Imteaz has already developed Stormkit, an internet-based tool that helps water managers and other users to analyse and design stormwater systems.
He is now developing a similar tool to help householders establish the rainfall capture capacity of their roofs that could also be available this year.
Imteaz is concerned that many urban rainwater tanks are half-empty, or worse: cannot hold any more water, just because there’s no simple tool to help people better match storage with catchment.
“House tanks are a good example,” Imteaz said. “People want to catch the stormwater collected on their own roofs, but tanks are often installed with little or no planning as to whether they are the right size. There are plenty of tanks which will never fill and there are plenty which are too small to capture all the water that is available.”
Using information such as contributing catchment size, tank volume, geographic location, weather conditions and the water’s intended use, Imteaz’s proposed calculation tool will determine the volume of water likely to be captured each year according to different rainfall scenarios.
Near his office on Swinburne’s Hawthorn campus are two large rainwater tanks with which Imteaz has put his theory to practice and established their effectiveness and payback period. Applying his calculations to the capture area, he was able to measure by how much one tank was far too large to readily fill, and to the extent the other was too small to capture all available rainfall.

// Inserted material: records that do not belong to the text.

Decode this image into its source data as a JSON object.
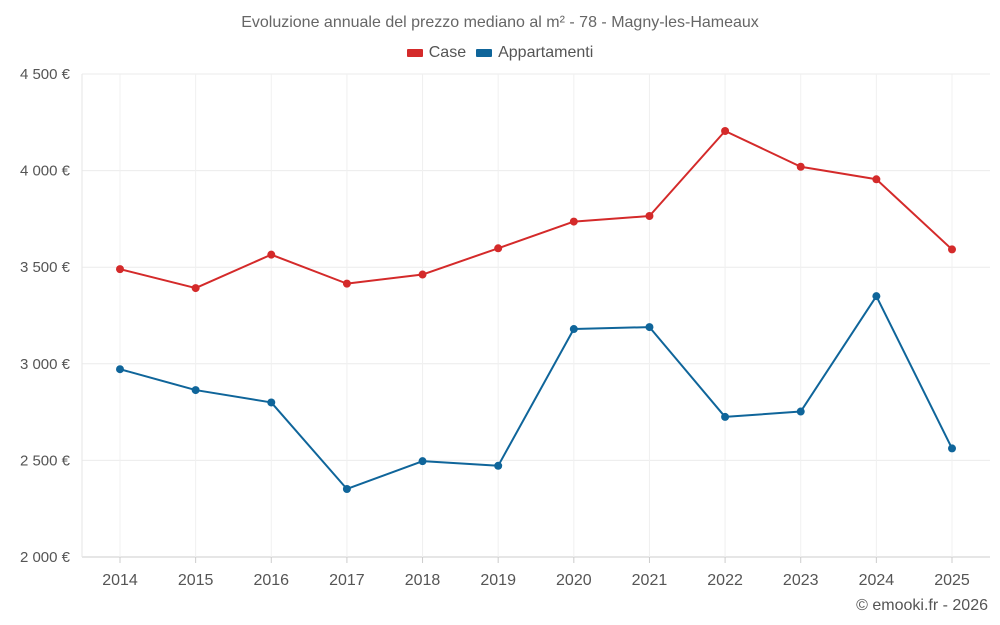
{
  "chart_data": {
    "type": "line",
    "title": "Evoluzione annuale del prezzo mediano al m² - 78 - Magny-les-Hameaux",
    "categories": [
      "2014",
      "2015",
      "2016",
      "2017",
      "2018",
      "2019",
      "2020",
      "2021",
      "2022",
      "2023",
      "2024",
      "2025"
    ],
    "series": [
      {
        "name": "Case",
        "color": "#d42a2a",
        "values": [
          3490,
          3392,
          3565,
          3415,
          3462,
          3598,
          3736,
          3765,
          4205,
          4020,
          3955,
          3592
        ]
      },
      {
        "name": "Appartamenti",
        "color": "#0f659a",
        "values": [
          2972,
          2864,
          2800,
          2352,
          2496,
          2472,
          3180,
          3190,
          2725,
          2753,
          3350,
          2562
        ]
      }
    ],
    "yticks": [
      {
        "value": 2000,
        "label": "2 000 €"
      },
      {
        "value": 2500,
        "label": "2 500 €"
      },
      {
        "value": 3000,
        "label": "3 000 €"
      },
      {
        "value": 3500,
        "label": "3 500 €"
      },
      {
        "value": 4000,
        "label": "4 000 €"
      },
      {
        "value": 4500,
        "label": "4 500 €"
      }
    ],
    "ylim": [
      2000,
      4500
    ],
    "xlabel": "",
    "ylabel": "",
    "grid": true,
    "legend_position": "top-center"
  },
  "credit": "© emooki.fr - 2026"
}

Based on an average and worst-case rainfall scenario, Imteaz found the smaller tank connected to the larger roof area would save $110,000 worth of water over three years, covering the cost of its construction. The other, larger tank (connected to a smaller roof area) would take 10.5 average of 18.5 worst-case years to pay off.
The point Imteaz makes is that better analysis and design before constructing such facilities would significantly improve their cost benefit and effectiveness.
Initially, the proposed tool is for stormwater-capturing analysis for impervious roofs only. But, by incorporating soil-loss parameters, it can be extended for pervious surfaces such as golf courses and playing fields.